Khmer ASR Cultural Dataset (Version 3 - Part 7)

Khmer ASR Cultural Dataset

81.01 hours of manually curated speech-text pairs by native speakers in the Khmer language about Cambodian cultural topics. On average, each recording is 8 seconds. Speaker metadata (gender, age group, and origin city) is provided.

Language: Khmer (khm).
Source(s): Native speakers from Cambodia (5 females, 7 males).

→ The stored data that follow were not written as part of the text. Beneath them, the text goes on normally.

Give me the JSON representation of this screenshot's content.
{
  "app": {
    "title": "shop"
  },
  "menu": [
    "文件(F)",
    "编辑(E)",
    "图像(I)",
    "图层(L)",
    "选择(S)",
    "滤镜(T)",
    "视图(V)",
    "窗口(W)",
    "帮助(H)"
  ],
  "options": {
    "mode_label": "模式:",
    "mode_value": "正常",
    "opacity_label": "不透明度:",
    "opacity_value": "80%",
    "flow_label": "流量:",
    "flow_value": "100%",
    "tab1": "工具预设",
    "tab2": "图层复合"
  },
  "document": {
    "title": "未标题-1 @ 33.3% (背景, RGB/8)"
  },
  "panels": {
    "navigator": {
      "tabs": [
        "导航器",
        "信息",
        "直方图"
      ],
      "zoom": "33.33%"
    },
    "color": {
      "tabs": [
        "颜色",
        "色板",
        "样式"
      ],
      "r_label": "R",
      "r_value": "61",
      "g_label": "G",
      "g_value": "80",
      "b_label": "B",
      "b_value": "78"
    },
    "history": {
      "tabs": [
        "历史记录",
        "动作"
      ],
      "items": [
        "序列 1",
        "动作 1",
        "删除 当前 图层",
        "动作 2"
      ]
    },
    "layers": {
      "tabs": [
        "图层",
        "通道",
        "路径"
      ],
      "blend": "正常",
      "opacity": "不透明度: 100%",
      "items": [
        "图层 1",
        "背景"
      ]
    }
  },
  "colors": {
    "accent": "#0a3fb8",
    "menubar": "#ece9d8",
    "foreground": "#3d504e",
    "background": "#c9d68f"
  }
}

The utterances were manually generated based on topics and subtopics listed in metadata.
Domain(s): Cultural domain, with a total of 4 topics and 172 subtopics.
Size: 50GB data instances
WAV file names are formatted as: {speaker_id}khm{sentence_id}.wav.

Sample

The first row of our metadata.csv:

Topic	Subtopic	Speaker ID	Paragraph ID	Sentence ID	Sentences
Recipes	Street food dishes	f-adt1-0001	1	recipes_01_0001_0001	មុខម្ហូបតាមដងផ្លូវ គឺជាមុខម្ហូបមួយមានភាពសម្បូរបែប និងមានភាពងាយស្រួល ដែលគេពេញនិយមក្នុងការបរិភោគ ថែមទាំងមានតម្លៃសមរម្យ។

Khmer ASR Cultural Dataset is also available on HuggingFace.

Use cases

Automatic speech recognition (ASR)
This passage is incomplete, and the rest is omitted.